La conclusione della sentenza è senza ritorno: «L’appello deve dunque essere respinto, condannando l’appellante alla rifusione in favore dell’appellata delle spese processuali. La Corte, definitivamente pronunciando: rigetta l’appello proposto da Abbanoa avverso l’ordinanza del Tribunale di Nuoro del 26.11.2018». L’udienza è tolta. Ora gli imprenditori turistici che si sono opposti riceveranno indietro le somme versate, con annessi e connessi, per quei conguagli fuorilegge.
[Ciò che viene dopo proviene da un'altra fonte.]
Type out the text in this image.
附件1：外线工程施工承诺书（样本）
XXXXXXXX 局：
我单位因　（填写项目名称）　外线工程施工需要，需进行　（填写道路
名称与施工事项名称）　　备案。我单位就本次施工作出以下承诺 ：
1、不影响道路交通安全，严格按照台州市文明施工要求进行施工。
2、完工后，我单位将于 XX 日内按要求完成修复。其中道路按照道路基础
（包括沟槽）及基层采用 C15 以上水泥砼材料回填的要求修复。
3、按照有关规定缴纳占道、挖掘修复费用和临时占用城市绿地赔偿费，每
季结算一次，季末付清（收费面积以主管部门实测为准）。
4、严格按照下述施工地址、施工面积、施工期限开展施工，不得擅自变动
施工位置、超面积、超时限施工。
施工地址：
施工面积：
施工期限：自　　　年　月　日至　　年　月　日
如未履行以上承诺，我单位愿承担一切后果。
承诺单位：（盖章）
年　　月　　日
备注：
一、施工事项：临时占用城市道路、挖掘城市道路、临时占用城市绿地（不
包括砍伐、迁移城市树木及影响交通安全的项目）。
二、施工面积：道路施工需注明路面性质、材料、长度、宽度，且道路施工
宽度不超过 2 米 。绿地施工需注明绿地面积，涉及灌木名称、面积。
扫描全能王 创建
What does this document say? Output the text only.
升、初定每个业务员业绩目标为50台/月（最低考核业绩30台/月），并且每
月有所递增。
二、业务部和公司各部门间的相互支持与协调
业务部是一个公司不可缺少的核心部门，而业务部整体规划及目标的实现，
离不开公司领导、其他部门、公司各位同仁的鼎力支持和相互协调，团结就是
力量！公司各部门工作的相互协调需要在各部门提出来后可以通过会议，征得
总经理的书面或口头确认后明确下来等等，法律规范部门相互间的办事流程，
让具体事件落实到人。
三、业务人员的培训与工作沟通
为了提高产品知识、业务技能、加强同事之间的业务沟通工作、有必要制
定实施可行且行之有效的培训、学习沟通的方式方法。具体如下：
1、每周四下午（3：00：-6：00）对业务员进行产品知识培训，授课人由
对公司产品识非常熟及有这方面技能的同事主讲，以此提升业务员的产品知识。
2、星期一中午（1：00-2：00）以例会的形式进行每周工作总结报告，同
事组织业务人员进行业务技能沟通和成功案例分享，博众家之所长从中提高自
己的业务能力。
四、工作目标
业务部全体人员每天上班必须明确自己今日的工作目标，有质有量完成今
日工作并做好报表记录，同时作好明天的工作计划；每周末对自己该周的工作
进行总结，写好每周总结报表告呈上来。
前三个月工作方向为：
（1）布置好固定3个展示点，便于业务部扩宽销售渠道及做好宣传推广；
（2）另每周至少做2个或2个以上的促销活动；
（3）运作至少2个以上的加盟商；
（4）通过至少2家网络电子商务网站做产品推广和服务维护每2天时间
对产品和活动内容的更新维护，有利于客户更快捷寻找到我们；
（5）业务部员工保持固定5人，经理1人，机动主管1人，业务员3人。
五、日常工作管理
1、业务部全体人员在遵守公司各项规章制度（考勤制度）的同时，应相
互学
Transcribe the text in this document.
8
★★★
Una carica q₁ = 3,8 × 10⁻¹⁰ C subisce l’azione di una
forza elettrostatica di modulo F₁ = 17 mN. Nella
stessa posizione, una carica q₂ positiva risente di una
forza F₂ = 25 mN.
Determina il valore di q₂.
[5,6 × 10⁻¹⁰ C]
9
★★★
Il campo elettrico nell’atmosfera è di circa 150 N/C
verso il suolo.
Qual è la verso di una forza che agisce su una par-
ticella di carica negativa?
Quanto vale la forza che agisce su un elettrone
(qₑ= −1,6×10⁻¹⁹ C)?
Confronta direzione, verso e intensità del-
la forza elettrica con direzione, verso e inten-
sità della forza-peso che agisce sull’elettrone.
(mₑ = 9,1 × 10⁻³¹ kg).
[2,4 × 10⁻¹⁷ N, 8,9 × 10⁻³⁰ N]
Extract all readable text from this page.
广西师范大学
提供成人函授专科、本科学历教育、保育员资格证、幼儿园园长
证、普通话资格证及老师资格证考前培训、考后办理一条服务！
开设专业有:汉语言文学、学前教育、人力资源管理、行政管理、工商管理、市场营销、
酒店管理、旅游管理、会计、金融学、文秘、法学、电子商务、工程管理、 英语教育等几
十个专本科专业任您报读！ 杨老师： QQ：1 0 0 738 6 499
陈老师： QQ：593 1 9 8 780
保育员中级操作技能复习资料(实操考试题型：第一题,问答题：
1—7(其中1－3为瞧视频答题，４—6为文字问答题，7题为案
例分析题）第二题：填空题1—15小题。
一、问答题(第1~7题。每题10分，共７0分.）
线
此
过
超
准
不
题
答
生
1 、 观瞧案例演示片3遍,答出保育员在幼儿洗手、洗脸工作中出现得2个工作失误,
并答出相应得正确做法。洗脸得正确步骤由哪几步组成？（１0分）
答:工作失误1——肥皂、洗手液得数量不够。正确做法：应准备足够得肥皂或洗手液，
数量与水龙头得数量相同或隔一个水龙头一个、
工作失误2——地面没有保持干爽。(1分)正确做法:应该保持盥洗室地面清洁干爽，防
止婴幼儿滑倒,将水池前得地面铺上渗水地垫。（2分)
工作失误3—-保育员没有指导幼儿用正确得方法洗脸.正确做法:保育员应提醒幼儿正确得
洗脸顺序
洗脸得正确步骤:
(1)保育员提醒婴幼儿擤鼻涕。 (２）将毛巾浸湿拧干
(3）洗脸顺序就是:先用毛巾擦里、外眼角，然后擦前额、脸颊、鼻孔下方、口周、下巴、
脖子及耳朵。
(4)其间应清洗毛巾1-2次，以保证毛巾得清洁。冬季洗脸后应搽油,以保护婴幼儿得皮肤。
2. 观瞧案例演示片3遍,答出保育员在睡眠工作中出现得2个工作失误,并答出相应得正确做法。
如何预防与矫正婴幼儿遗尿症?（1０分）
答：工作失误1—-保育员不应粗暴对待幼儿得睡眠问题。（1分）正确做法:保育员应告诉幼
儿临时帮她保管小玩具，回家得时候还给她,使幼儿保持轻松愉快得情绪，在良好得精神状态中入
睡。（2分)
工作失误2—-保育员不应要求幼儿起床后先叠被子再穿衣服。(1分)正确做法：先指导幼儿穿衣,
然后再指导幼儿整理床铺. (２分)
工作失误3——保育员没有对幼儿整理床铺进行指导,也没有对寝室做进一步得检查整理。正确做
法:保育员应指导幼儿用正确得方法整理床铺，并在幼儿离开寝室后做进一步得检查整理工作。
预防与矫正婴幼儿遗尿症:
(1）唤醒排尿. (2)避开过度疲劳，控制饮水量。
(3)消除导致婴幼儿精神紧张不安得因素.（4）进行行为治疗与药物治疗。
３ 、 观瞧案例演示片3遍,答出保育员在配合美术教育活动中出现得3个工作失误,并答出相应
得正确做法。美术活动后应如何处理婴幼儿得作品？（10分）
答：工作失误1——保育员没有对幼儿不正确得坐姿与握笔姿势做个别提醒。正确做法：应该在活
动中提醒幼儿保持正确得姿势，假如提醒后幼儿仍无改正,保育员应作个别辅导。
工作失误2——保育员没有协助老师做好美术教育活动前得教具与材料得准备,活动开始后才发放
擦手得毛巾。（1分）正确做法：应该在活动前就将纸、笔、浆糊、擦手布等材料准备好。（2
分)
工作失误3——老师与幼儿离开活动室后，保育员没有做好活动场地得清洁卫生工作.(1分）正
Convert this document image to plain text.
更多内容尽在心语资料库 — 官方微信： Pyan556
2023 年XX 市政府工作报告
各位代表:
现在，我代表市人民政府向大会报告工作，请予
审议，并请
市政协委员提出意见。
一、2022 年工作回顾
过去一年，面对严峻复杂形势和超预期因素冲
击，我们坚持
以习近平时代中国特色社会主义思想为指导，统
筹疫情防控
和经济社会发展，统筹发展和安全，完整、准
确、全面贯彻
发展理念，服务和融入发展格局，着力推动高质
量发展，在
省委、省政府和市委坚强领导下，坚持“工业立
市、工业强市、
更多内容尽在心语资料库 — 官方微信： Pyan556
Resta da capire quale decisione assumerà la Regione, principale azionista di Abbanoa, rispetto a questa ennesima sentenza sui conguagli 2005-2011. Di certo non potrà fare a meno di valutare la revoca in sede di autotutela di quei provvedimenti sui conguagli, anche per evitare ulteriori danni erariali ai quali, poi, i responsabili saranno comunque chiamati a rispondere. E nel diritto erariale la regola è aurea: chi sbaglia paga.